PKK’nın fesih kararı, MHP Genel Başkanı Devlet Bahçeli’nin 22 Ekim 2024’te Öcalan’a yaptığı çağrıyla hız kazanan bir sürecin sonucu olarak ortaya çıktı. Bahçeli, Öcalan’ın örgütü lağvetmesi durumunda TBMM’de konuşma yapabileceğini belirtmişti. Bu çağrı, Cumhurbaşkanı Recep Tayyip Erdoğan’ın “Terörsüz Türkiye” viz hedefiyle desteklendi. Öcalan, 27 Şubat 2025’te İmralı Cezaevi’nden yaptığı açıklamada, PKK’ya “silah bırakma ve kendini feshetme” çağrısında bulundu. Ardından, 1 Mart 2025’te PKK, ateşkes ilan ettiğini duyurdu.Silahlar Nasıl Bırakılacak?

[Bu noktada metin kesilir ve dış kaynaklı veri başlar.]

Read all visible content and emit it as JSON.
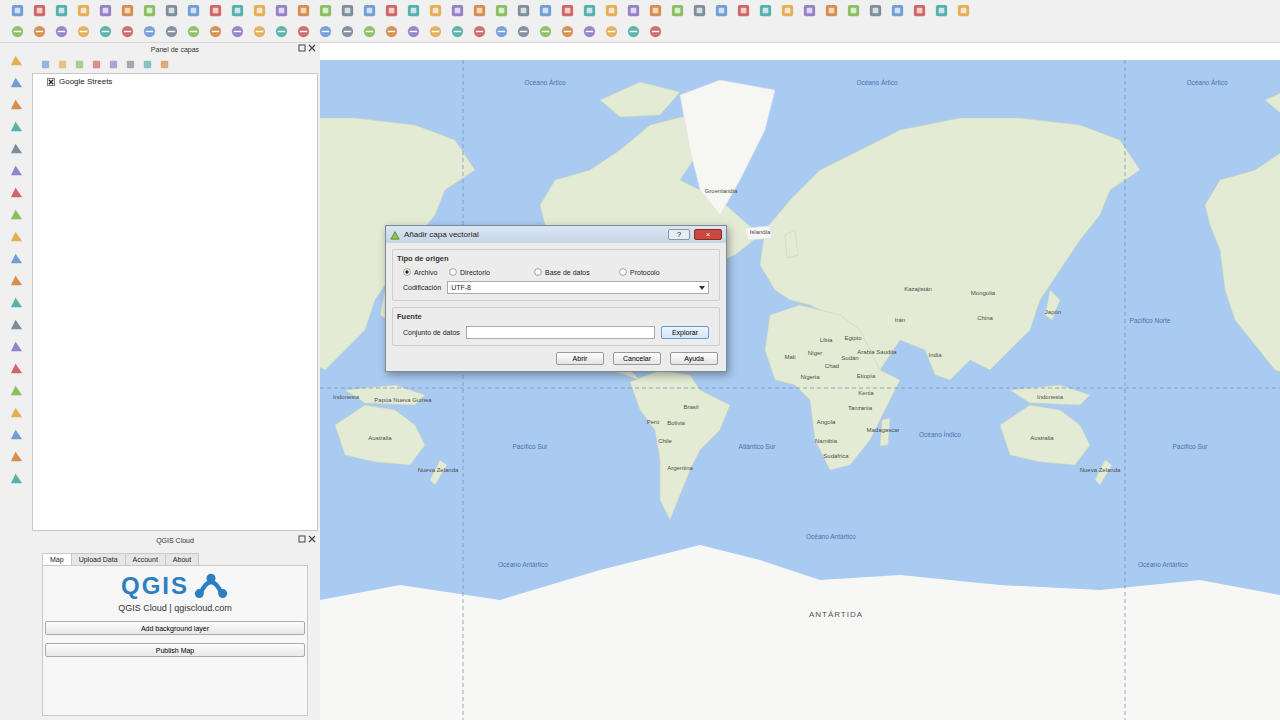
{
  "layers_panel": {
    "title": "Panel de capas",
    "layers": [
      {
        "name": "Google Streets",
        "checked": true
      }
    ]
  },
  "cloud_panel": {
    "title": "QGIS Cloud",
    "tabs": [
      {
        "label": "Map",
        "selected": true
      },
      {
        "label": "Upload Data",
        "selected": false
      },
      {
        "label": "Account",
        "selected": false
      },
      {
        "label": "About",
        "selected": false
      }
    ],
    "logo": {
      "text": "QGIS",
      "caption": "QGIS Cloud | qgiscloud.com"
    },
    "buttons": [
      "Add background layer",
      "Publish Map"
    ]
  },
  "map": {
    "labels": [
      {
        "text": "Océano Ártico",
        "kind": "ocean"
      },
      {
        "text": "Océano Ártico",
        "kind": "ocean"
      },
      {
        "text": "Océano Ártico",
        "kind": "ocean"
      },
      {
        "text": "Groenlandia",
        "kind": "country"
      },
      {
        "text": "Islandia",
        "kind": "country"
      },
      {
        "text": "Kazajistán",
        "kind": "country"
      },
      {
        "text": "Mongolia",
        "kind": "country"
      },
      {
        "text": "China",
        "kind": "country"
      },
      {
        "text": "Japón",
        "kind": "country"
      },
      {
        "text": "Pacífico Norte",
        "kind": "ocean"
      },
      {
        "text": "India",
        "kind": "country"
      },
      {
        "text": "Arabia Saudita",
        "kind": "country"
      },
      {
        "text": "Irán",
        "kind": "country"
      },
      {
        "text": "Libia",
        "kind": "country"
      },
      {
        "text": "Egipto",
        "kind": "country"
      },
      {
        "text": "Mali",
        "kind": "country"
      },
      {
        "text": "Níger",
        "kind": "country"
      },
      {
        "text": "Chad",
        "kind": "country"
      },
      {
        "text": "Sudán",
        "kind": "country"
      },
      {
        "text": "Nigeria",
        "kind": "country"
      },
      {
        "text": "Etiopía",
        "kind": "country"
      },
      {
        "text": "Kenia",
        "kind": "country"
      },
      {
        "text": "Tanzania",
        "kind": "country"
      },
      {
        "text": "Angola",
        "kind": "country"
      },
      {
        "text": "Namibia",
        "kind": "country"
      },
      {
        "text": "Sudáfrica",
        "kind": "country"
      },
      {
        "text": "Madagascar",
        "kind": "country"
      },
      {
        "text": "Océano Índico",
        "kind": "ocean"
      },
      {
        "text": "Indonesia",
        "kind": "country"
      },
      {
        "text": "Indonesia",
        "kind": "country"
      },
      {
        "text": "Papúa Nueva Guinea",
        "kind": "country"
      },
      {
        "text": "Australia",
        "kind": "country"
      },
      {
        "text": "Australia",
        "kind": "country"
      },
      {
        "text": "Nueva Zelanda",
        "kind": "country"
      },
      {
        "text": "Nueva Zelanda",
        "kind": "country"
      },
      {
        "text": "Pacífico Sur",
        "kind": "ocean"
      },
      {
        "text": "Pacífico Sur",
        "kind": "ocean"
      },
      {
        "text": "Atlántico Sur",
        "kind": "ocean"
      },
      {
        "text": "Brasil",
        "kind": "country"
      },
      {
        "text": "Perú",
        "kind": "country"
      },
      {
        "text": "Bolivia",
        "kind": "country"
      },
      {
        "text": "Chile",
        "kind": "country"
      },
      {
        "text": "Argentina",
        "kind": "country"
      },
      {
        "text": "Océano Antártico",
        "kind": "ocean"
      },
      {
        "text": "Océano Antártico",
        "kind": "ocean"
      },
      {
        "text": "Océano Antártico",
        "kind": "ocean"
      },
      {
        "text": "ANTÁRTIDA",
        "kind": "continent"
      }
    ]
  },
  "dialog": {
    "title": "Añadir capa vectorial",
    "help": "?",
    "close": "×",
    "source_type": {
      "title": "Tipo de origen",
      "options": [
        {
          "label": "Archivo",
          "selected": true
        },
        {
          "label": "Directorio",
          "selected": false
        },
        {
          "label": "Base de datos",
          "selected": false
        },
        {
          "label": "Protocolo",
          "selected": false
        }
      ]
    },
    "encoding": {
      "label": "Codificación",
      "value": "UTF-8"
    },
    "source": {
      "title": "Fuente",
      "field_label": "Conjunto de datos",
      "value": "",
      "browse": "Explorar"
    },
    "buttons": [
      "Abrir",
      "Cancelar",
      "Ayuda"
    ]
  }
}
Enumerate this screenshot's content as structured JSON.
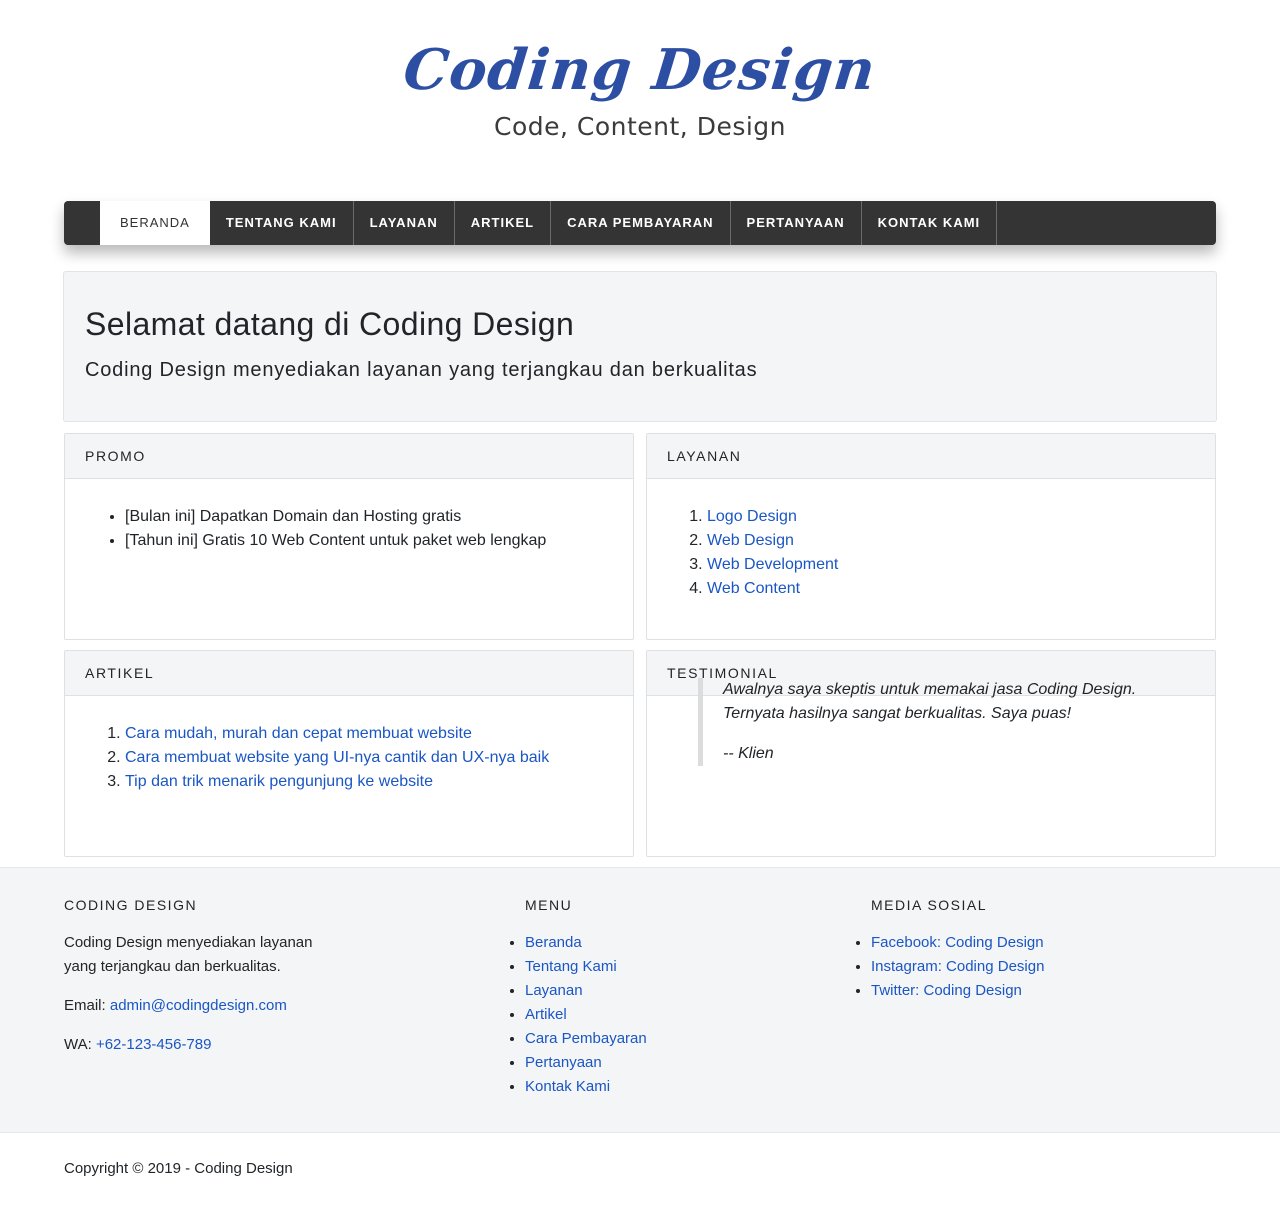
{
  "brand": {
    "logo_text": "Coding Design",
    "tagline": "Code, Content, Design"
  },
  "nav": {
    "items": [
      {
        "label": "BERANDA",
        "active": true
      },
      {
        "label": "TENTANG KAMI"
      },
      {
        "label": "LAYANAN"
      },
      {
        "label": "ARTIKEL"
      },
      {
        "label": "CARA PEMBAYARAN"
      },
      {
        "label": "PERTANYAAN"
      },
      {
        "label": "KONTAK KAMI"
      }
    ]
  },
  "hero": {
    "title": "Selamat datang di Coding Design",
    "subtitle": "Coding Design menyediakan layanan yang terjangkau dan berkualitas"
  },
  "promo": {
    "heading": "PROMO",
    "items": [
      "[Bulan ini] Dapatkan Domain dan Hosting gratis",
      "[Tahun ini] Gratis 10 Web Content untuk paket web lengkap"
    ]
  },
  "layanan": {
    "heading": "LAYANAN",
    "items": [
      "Logo Design",
      "Web Design",
      "Web Development",
      "Web Content"
    ]
  },
  "artikel": {
    "heading": "ARTIKEL",
    "items": [
      "Cara mudah, murah dan cepat membuat website",
      "Cara membuat website yang UI-nya cantik dan UX-nya baik",
      "Tip dan trik menarik pengunjung ke website"
    ]
  },
  "testimonial": {
    "heading": "TESTIMONIAL",
    "line1": "Awalnya saya skeptis untuk memakai jasa Coding Design.",
    "line2": "Ternyata hasilnya sangat berkualitas. Saya puas!",
    "author": "-- Klien"
  },
  "footer": {
    "about": {
      "heading": "CODING DESIGN",
      "line1": "Coding Design menyediakan layanan",
      "line2": "yang terjangkau dan berkualitas.",
      "email_label": "Email:",
      "email": "admin@codingdesign.com",
      "wa_label": "WA:",
      "wa": "+62-123-456-789"
    },
    "menu": {
      "heading": "MENU",
      "items": [
        "Beranda",
        "Tentang Kami",
        "Layanan",
        "Artikel",
        "Cara Pembayaran",
        "Pertanyaan",
        "Kontak Kami"
      ]
    },
    "social": {
      "heading": "MEDIA SOSIAL",
      "items": [
        "Facebook: Coding Design",
        "Instagram: Coding Design",
        "Twitter: Coding Design"
      ]
    }
  },
  "copyright": "Copyright © 2019 - Coding Design",
  "colors": {
    "link": "#1a56c4",
    "nav_bg": "#343434",
    "logo": "#2c4ea3",
    "panel_bg": "#f4f5f7"
  }
}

PKK’nın silah bırakma sürecinin detayları henüz netleşmedi. Ancak, kulislerde, silahların Birleşmiş Milletler gözetiminde Irak Kürdistan Bölgesel Yönetimi’nde teslim edilmesi veya örgütün silahları bıraktığını beyan etmesi gibi formüller tartışılıyor. Ayrıca, örgüt üyelerinin durumu ve lider kadronun üçüncü ülkelere gitmesi gibi konuların, devlet birimleri tarafından koordine edileceği belirtiliyor.Siyasi ve Toplumsal Yansımalar
Fesih kararı, Türkiye’de ve bölgede geniş yankı uyandırdı. AKP Sözcüsü Ömer Çelik, sürecin “devlet politikası” haline geldiğini ve olumlu adımların atılacağını ifade etti. DEM Parti, demokratikleşme adımları için Meclis’in sorumluluk alması gerektiğini vurguladı. Öte yandan, iktidar kanadı, kapsamlı düzenlemeler için örgütün fesih sonrası tutumunu izleyeceğini ve kamuoyu tepkilerini dikkate alacağını belirtti.Bundan Sonra Ne Olacak?
PKK’nın fesih ve silah bırakma kararı, Türkiye’nin siyasi ve toplumsal dinamiklerini derinden etkileyebilir. Uzmanlar, sürecin başarısının, devletin atacağı demokratikleşme adımlarına ve bölgedeki güvenlik politikalarına bağlı olduğunu belirtiyor. Öcalan’ın İmralı’daki koşullarının iyileştirildiği ve kongre sürecinde dolaylı iletişim sağladığı iddiaları da tartışmaları alevlendirdi.Türkiye, bu tarihi kararın ardından, barış ve demokratikleşme yolunda yeni bir sayfa açabilir mi? Sürecin nasıl şekilleneceği, hem Ankara’nın hem de bölgedeki aktörlerin atacağı adımlara bağlı olacak.